Voglio continuare a essere ottimista. Ma ogni anno ce n’è una: ora c’è il problema fiscale. Sembra quasi che lascino finire il campionato per poi innescare un nuovo scandalo estivo. Certo, noi italiani rendiamo meglio quando partiamo sfavoriti, quando giochiamo contro. Ma qui stiamo esagerando: a questo punto dovremmo vincere i Mondiali tutti gli anni! Serve più rigore morale, disciplina, serve che ognuno faccia la sua parte. È difficile vivere a Londra e poter parlare con orgoglio del calcio italiano. Non so rispondere alla sua domanda, onestamente. Penso ci vorrebbe un po’ più di “ingenuità”, bisognerebbe tornare a guardare il calcio con gli occhi di quando eravamo bambini.

Parliamo della Fondazione Vialli e Mauro per la ricerca e lo sport, che tipo di attività svolgete?

L’abbiamo creata nel 2004 con Massimo Mauro e Cristina Grande Stevens perché ritenevamo doveroso fare qualcosa per restituire un po’ della fortuna che abbiamo ricevuto. Consiglio la beneficenza a tutti: fa stare bene gli altri, ma fa stare bene anche chi la fa. E poi, come l’abbiamo studiata noi, diventa anche divertente.

Come?

Trasformiamo gli eventi a cui partecipiamo in meccanismi di raccolta fondi. Cerchiamo di essere il meno prevedibili possibile, organizzando iniziative e attività che abbiano dove possibile anche una finalità culturale. A settembre, per esempio, è prevista una Pro am golfistica: al club Roveri di Torino si incontreranno professionisti e amatori (celebrities supporter della fondazione) per una gara e una serata all’insegna della ricerca sulla Sla. In dieci anni di lavoro siamo riusciti a raccogliere 2,5 milioni di euro, comincia a essere una cifra importante. È un po’ come avere un business, solo che i soldi li fai per donarli. L’unico problema è che a volte ti confronti con persone che fanno altri tipi di business e devi spiegare loro che si tratta solo di beneficenza.
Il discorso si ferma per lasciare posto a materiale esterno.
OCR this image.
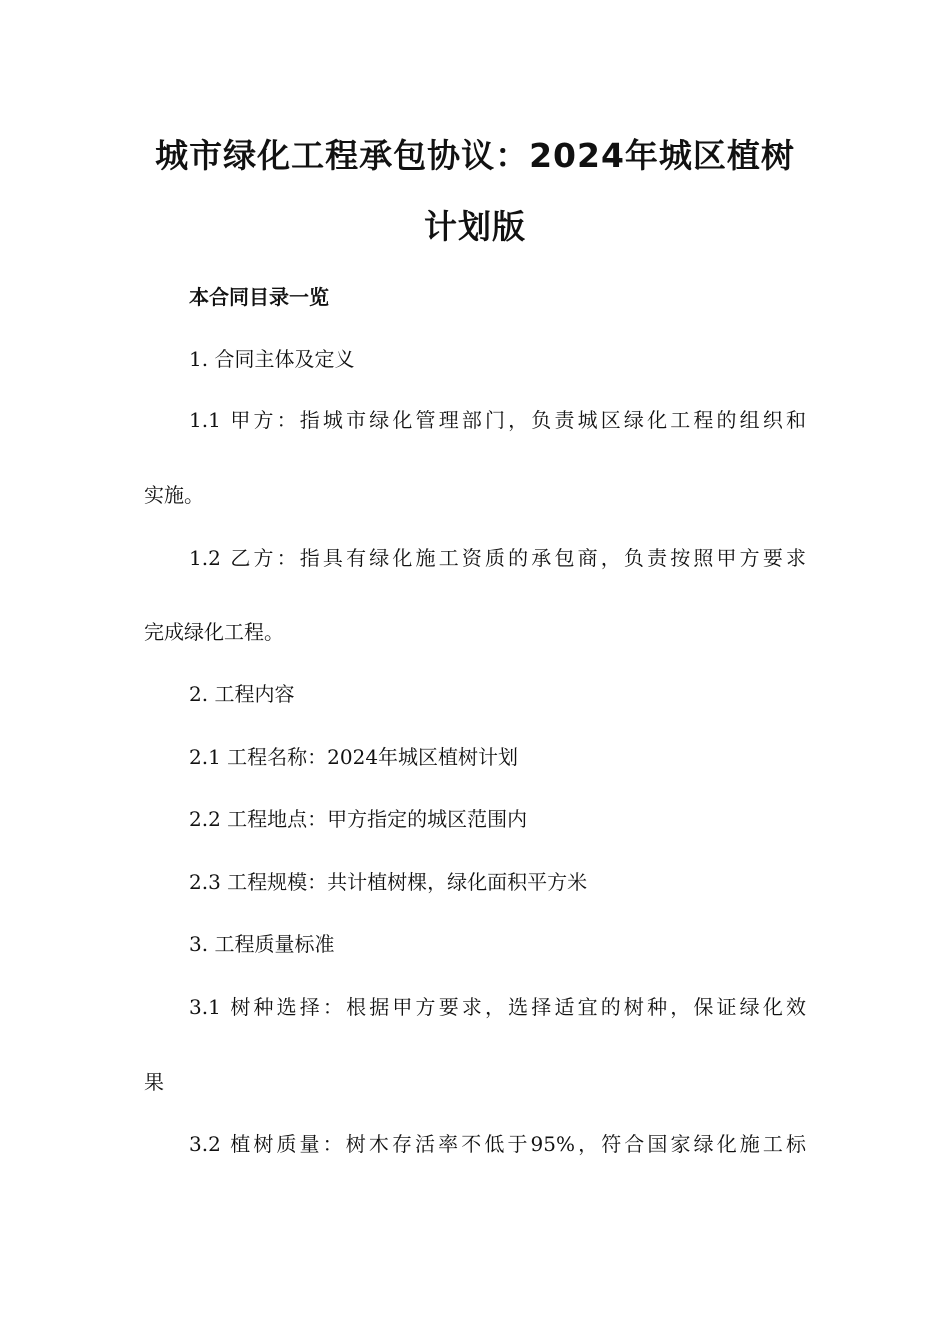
城市绿化工程承包协议：2024年城区植树
计划版

本合同目录一览

1. 合同主体及定义

1.1 甲方：指城市绿化管理部门，负责城区绿化工程的组织和

实施。

1.2 乙方：指具有绿化施工资质的承包商，负责按照甲方要求

完成绿化工程。

2. 工程内容

2.1 工程名称：2024年城区植树计划

2.2 工程地点：甲方指定的城区范围内

2.3 工程规模：共计植树棵，绿化面积平方米

3. 工程质量标准

3.1 树种选择：根据甲方要求，选择适宜的树种，保证绿化效

果

3.2 植树质量：树木存活率不低于95%，符合国家绿化施工标
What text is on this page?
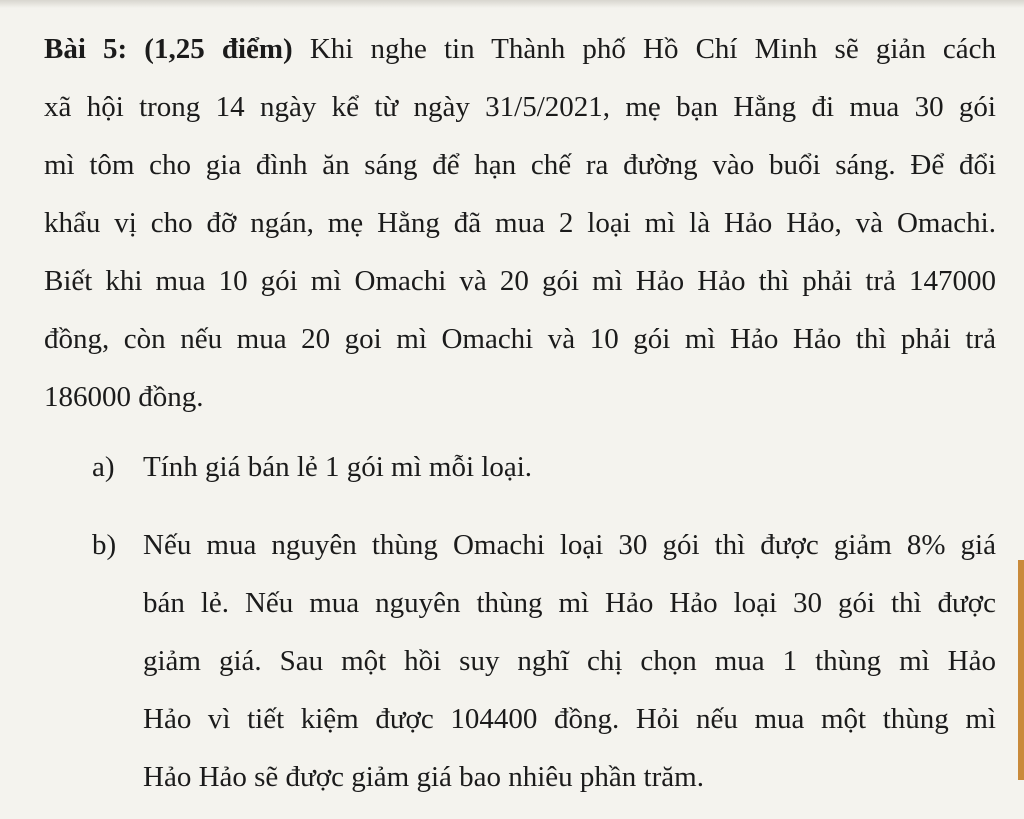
Bài 5: (1,25 điểm) Khi nghe tin Thành phố Hồ Chí Minh sẽ giản cách
xã hội trong 14 ngày kể từ ngày 31/5/2021, mẹ bạn Hằng đi mua 30 gói
mì tôm cho gia đình ăn sáng để hạn chế ra đường vào buổi sáng. Để đổi
khẩu vị cho đỡ ngán, mẹ Hằng đã mua 2 loại mì là Hảo Hảo, và Omachi.
Biết khi mua 10 gói mì Omachi và 20 gói mì Hảo Hảo thì phải trả 147000
đồng, còn nếu mua 20 goi mì Omachi và 10 gói mì Hảo Hảo thì phải trả
186000 đồng.
a) Tính giá bán lẻ 1 gói mì mỗi loại.
b) Nếu mua nguyên thùng Omachi loại 30 gói thì được giảm 8% giá
bán lẻ. Nếu mua nguyên thùng mì Hảo Hảo loại 30 gói thì được
giảm giá. Sau một hồi suy nghĩ chị chọn mua 1 thùng mì Hảo
Hảo vì tiết kiệm được 104400 đồng. Hỏi nếu mua một thùng mì
Hảo Hảo sẽ được giảm giá bao nhiêu phần trăm.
Che cosa c’è nel suo futuro?

Sono felice di continuare a lavorare in Sky. E la nostra fondazione dovrà andare avanti finché vivrò. Potrei ritornare nel mondo del calcio, ma in un ruolo diverso. Dirigenziale.

In Italia?

Non mi pongo dei limiti. L’importante è che questa volta sia io quello che ha la facoltà di licenziare un allenatore!